As today’s economic recovery is slow and unpredictable, mid-market executives are adapting to managing this uncertainty, according to Deloitte's new survey, "Mid-Market Perspectives: 2012 Report on America's Economic Engine."
"Because of the significantly slower growth than we've seen in previous recoveries, mid-market executives are increasingly cautious about their expectations for 2012," says Tom McGee, national managing partner, Deloitte Growth Enterprise Services, Deloitte LLP. "Mid-market companies are now trying to meet the challenges of this volatile economy by taking a more adaptable approach to managing certain key business fundamentals."

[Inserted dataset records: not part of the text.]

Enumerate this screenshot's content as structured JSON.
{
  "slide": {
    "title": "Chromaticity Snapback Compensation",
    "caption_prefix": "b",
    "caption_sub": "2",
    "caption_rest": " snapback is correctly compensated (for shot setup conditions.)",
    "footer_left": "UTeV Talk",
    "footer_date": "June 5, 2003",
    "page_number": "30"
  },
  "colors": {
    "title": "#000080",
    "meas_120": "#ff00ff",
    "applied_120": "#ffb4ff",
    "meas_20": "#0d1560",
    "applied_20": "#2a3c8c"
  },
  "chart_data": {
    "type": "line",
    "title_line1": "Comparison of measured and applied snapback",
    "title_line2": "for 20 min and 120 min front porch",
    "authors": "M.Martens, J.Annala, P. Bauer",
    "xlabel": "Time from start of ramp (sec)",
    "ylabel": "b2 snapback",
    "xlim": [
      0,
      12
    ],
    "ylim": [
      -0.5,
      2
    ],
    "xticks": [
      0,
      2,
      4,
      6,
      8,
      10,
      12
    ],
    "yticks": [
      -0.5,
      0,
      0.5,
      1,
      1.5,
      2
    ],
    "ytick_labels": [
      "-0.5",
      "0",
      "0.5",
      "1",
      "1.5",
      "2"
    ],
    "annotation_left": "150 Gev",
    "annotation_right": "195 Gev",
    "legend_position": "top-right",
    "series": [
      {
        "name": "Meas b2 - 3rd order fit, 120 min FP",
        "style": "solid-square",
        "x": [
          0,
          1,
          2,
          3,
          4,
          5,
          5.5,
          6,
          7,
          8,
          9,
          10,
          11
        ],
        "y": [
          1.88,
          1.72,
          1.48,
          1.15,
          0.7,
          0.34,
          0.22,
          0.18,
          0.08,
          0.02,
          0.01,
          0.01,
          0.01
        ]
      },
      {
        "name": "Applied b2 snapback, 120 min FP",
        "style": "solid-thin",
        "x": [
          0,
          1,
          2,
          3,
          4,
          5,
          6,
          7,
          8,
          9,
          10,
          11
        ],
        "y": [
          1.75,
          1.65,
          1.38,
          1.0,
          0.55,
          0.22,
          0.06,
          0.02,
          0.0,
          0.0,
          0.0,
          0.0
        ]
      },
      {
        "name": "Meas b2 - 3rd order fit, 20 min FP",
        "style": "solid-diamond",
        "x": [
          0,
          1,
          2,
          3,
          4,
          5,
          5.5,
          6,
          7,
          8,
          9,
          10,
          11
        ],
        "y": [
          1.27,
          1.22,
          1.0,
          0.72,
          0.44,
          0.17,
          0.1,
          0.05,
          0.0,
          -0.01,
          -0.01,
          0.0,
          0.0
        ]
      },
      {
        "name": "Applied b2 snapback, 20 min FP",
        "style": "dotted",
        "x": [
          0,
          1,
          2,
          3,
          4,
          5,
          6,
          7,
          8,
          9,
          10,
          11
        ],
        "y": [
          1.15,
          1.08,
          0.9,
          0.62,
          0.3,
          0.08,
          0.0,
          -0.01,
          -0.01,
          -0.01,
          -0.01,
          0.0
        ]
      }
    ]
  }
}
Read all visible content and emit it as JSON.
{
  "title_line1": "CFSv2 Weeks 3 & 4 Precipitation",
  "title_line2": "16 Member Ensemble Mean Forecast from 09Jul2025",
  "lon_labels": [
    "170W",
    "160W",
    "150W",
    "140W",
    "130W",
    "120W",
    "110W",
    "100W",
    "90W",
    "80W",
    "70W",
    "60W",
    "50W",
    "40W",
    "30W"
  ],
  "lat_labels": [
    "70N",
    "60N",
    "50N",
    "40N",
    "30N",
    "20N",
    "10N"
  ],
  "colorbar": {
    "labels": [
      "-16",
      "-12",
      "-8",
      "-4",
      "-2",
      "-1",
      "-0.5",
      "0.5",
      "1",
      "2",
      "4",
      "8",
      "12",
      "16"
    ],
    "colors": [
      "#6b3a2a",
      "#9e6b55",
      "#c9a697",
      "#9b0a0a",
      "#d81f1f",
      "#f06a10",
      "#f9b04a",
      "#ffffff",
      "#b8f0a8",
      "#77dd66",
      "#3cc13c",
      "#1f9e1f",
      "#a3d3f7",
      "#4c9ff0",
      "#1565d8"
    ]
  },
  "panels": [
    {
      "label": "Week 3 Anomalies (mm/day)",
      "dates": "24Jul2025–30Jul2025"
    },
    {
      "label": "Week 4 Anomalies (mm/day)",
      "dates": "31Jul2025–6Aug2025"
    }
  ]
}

Last year, respondents were overly optimistic about hiring plans while respondents in 2012 are investing in their people and moderating plans to bring on new employees. In fact, 42 percent of respondents plan to hire more domestic workers, a decline from 48 percent in 2011. Recruiting is also a problem as every respondent reports it being difficult to find skilled workers, particularly those in engineering, health care and information technology.
Another 51 percent of respondents intend to invest in their existing employees through training compared to last year at 34 percent. Only 13 percent of respondents expect to bring in more part-time workers as opposed to 18 percent in 2011.
Regarding finances, 35 percent of respondents anticipate having higher cash balances, and 90 percent of respondents believe capital investments will grow or remain steady. Twenty-seven percent of respondents say they do not expect to secure external financing this year in comparison to 14 percent in 2011. Only 7 percent of privately held respondents say they would possibly become public in the next year.
On the technology front, business process automation reigns as the top investment pick to increase productivity by 46 percent of respondents, although that is down from 52 percent in 2011. Forty percent of respondents, which is up from 29 percent last year, say cloud computing and software as a service round out the other top technology investments.